§63.7 Duty to Warn – Post-Sale
The Case: Flax v. DiamlerChrysler Corp. , 272 S.W.3d 521 (Tenn. 2008).
The Basic Facts: Plaintiffs' decedent died in a motor vehicle. They filed a products liability action against the manufacturer of their vehicle, alleging that their son died because of a defective seat back in the vehicle.
The Bottom Line:
- "Tennessee courts have long held that a manufacturer may be held strictly liable for failing to warn consumers of the dangers of a particular product at the time of sale. Whitehead v. Dycho Co., 775 S.W.2d 593, 596 (Tenn. 1989); Trimble v. Irwin, 441 S.W.2d 818, 821 (Tenn. Ct. App. 1968). The General Assembly has also acknowledged that a failure to warn claim is a valid basis for a product liability action. Tenn. Code Ann. § 29-28-102(6) (2000)." 272 S.W.3d at 541.

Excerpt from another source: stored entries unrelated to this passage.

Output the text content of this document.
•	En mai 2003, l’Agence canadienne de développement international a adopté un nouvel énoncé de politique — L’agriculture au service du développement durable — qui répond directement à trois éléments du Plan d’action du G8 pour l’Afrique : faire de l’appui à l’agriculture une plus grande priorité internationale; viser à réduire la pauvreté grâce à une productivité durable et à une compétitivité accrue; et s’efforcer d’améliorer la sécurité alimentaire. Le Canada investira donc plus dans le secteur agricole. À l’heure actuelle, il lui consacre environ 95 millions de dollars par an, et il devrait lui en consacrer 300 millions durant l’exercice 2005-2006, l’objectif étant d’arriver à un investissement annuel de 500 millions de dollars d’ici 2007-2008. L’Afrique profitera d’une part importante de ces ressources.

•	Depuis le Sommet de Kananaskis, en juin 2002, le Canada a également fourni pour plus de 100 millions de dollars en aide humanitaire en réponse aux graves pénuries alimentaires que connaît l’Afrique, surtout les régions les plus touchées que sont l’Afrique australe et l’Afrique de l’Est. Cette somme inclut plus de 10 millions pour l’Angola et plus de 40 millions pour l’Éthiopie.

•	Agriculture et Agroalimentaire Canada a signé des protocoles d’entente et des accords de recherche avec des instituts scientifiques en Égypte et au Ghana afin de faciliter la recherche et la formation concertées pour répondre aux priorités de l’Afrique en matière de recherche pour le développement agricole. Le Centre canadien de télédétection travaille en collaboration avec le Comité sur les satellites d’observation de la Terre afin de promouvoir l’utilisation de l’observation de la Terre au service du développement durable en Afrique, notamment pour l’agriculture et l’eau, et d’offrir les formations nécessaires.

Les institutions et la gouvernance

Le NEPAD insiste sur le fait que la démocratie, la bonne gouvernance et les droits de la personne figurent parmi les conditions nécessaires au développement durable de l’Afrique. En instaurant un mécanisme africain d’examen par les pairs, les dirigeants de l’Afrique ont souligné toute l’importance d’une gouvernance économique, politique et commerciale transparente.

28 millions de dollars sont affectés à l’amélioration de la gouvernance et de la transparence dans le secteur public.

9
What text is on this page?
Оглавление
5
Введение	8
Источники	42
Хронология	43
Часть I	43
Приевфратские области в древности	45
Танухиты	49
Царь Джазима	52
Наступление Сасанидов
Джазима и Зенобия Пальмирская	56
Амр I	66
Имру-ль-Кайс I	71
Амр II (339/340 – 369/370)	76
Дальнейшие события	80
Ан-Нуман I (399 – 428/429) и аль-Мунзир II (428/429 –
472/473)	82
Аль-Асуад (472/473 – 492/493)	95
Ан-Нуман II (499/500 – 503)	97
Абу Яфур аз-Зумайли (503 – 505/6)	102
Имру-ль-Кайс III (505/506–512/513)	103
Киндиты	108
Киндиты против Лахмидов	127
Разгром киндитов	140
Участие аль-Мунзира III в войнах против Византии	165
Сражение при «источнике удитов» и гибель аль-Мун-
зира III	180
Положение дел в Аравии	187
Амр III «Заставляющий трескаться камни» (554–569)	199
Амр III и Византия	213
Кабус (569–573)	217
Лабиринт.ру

- "[T]he vast majority of courts recognizing post-sale failure to warn claims agree that a claim arises when the manufacturer or seller becomes aware that a product is defective or unreasonably dangerous after the point of sale and fails to take reasonable steps to warn consumers who purchased the product." Id. [Citations omitted.]
- "Unlike plaintiffs in post-sale duty to warn cases, the plaintiffs in this case do not allege that DCC discovered problems with the seatbacks after the time of sale. On the contrary, the theory of the plaintiffs' case was that DCC had knowledge that the seats were defective and unreasonably dangerous as early as the 1980s. Furthermore, DCC does not deny that it had knowledge of the performance of its seats at the time of sale but argues that the seats functioned in a non-defective and reasonably safe manner. There is therefore no dispute regarding DCC's knowledge at the time of sale of the Caravan. Although the plaintiffs allege that DCC continued to receive notice that its product was dangerous after the sale, they do not allege that DCC received any new information during this period. Accordingly, this case does not present the facts necessary to allow us to consider the merits of recognizing post-sale failure to warn claims. Rather, the plaintiffs' allegation that DCC was negligent in failing to warn the plaintiffs after the sale is an attempt to impose liability a second time for what is essentially the same wrongful conduct. If a defendant negligently fails to warn at the time of sale, that defendant does not breach any new duty to the plaintiff by failing to provide a warning the day after the sale. Instead, the defendant merely remains in breach of its initial duty." Id. at 542.
- "For these reasons, we conclude that the trial court erred by adopting and applying the post-sale failure to warn claim in this case. We express no opinion, however, as to the merits of recognizing that cause of action in an appropriate case." Id.
Other Sources of Note: Irion v. Sun Lighting, Inc., No. M2002-00766-COA-R3-CV, 2004 WL 746823, at *17 (Tenn. Ct. App. Apr. 7, 2004) (post-sale duty to warn claim expressed rejected).
Recent Cases: Meals v. Ford Motor Co., No. W2010-01493-COA-R3-CV, 2012 WL 1264454 (Tenn. Ct. App. July 20, 2012) (affirming trial court’s denial of directed verdict as to plaintiff’s failure to warn claim where plaintiff offered evidence that defendant had warned of danger of placing shoulder strap behind a child in the owner’s manual for a prior model year and there was no evidence regarding a warning with the vehicle itself).